Local medical services may not meet Western standards.

Contact Information for Available Medical Services

Apollo Hospital: Plot: 81, Block: E, Bashundhara R/A, Dhaka 1229, Bangladesh; Central

PABX: +88 02 841661-5; Ambulance: +88 01714 090000; Emergency Hotline: 10678;

Appointment Center: +88 02 884-5242, +88 01729-276556, +88 01195-276556

United Hospital: Plot 15 Road No 71, Dhaka 1212, Bangladesh; Hotline: 10666; Ambulance:

+88 02 883-6000 Ext. 8066; Emergency: +88 01914-001234, +88 02 883-6000 Ext. 8066;

Appointment Center: +88 02 883-6000

Available Air Ambulance Services

International SOS based in Singapore: +65 6338 7800

Insurance Guidance

Have some form of medical/evacuation insurance in place prior to arrival, or have a plan in case of medical emergency.

Country-specific Vaccination and Health Guidance

The CDC offers additional information on vaccines and health guidance for Bangladesh.

Dengue fever, chikungunya, and rabies are endemic in Bangladesh.
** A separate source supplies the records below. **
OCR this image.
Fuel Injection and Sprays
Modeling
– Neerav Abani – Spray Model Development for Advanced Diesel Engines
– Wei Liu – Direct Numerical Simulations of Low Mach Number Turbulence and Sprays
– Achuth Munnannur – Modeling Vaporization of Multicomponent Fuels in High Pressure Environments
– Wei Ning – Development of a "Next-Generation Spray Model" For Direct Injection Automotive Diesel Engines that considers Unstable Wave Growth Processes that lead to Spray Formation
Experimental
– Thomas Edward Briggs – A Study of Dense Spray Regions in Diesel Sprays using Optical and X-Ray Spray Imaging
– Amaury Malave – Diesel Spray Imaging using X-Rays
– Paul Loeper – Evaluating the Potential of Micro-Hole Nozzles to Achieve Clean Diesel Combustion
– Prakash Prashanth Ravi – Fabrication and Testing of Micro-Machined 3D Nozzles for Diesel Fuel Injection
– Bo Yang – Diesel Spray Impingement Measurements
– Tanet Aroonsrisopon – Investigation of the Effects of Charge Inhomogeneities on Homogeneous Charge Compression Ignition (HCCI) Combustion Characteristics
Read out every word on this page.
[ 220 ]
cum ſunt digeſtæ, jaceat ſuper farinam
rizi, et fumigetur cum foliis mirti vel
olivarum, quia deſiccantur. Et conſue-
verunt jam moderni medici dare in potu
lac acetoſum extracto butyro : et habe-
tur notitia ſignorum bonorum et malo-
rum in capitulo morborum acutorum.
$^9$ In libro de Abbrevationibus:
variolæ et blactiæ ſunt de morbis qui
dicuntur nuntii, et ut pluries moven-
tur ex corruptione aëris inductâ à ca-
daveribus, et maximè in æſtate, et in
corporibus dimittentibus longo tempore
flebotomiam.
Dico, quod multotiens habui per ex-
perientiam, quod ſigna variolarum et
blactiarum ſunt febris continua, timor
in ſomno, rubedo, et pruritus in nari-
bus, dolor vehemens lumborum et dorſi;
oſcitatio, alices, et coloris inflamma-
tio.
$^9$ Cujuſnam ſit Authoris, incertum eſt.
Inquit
Travelers should use mosquito repellant and avoid contact with unvaccinated dogs.

OSAC Country Council Information

The Country Council in Dhaka is active, meeting quarterly. Interested private-sector security managers should contact OSAC’s South and Central Asia team with any questions.

U.S. Embassy Location and Contact Information

Embassy Address and Hours of Operation

The U.S. Embassy Dhaka is located at Madani Avenue, Baridhara, Dhaka, Bangladesh 1212

Open: Sunday-Thursday, 0800-1630

Embassy Contact Numbers

Embassy: +88 02 5566-2000

In an emergency, press “0” and ask for the duty officer

Website: http://dhaka.usembassy.gov/  

Embassy Guidance

We strongly recommend that U.S. citizens traveling to or residing in Bangladesh enroll in the Department of State’s Smart Traveler Enrollment Program (STEP). STEP enrollment gives you the latest security updates, and makes it easier for the U.S. Embassy or Consulate to contact you in an emergency. If you do not have Internet access, enroll directly with the nearest U.S. Embassy or Consulate.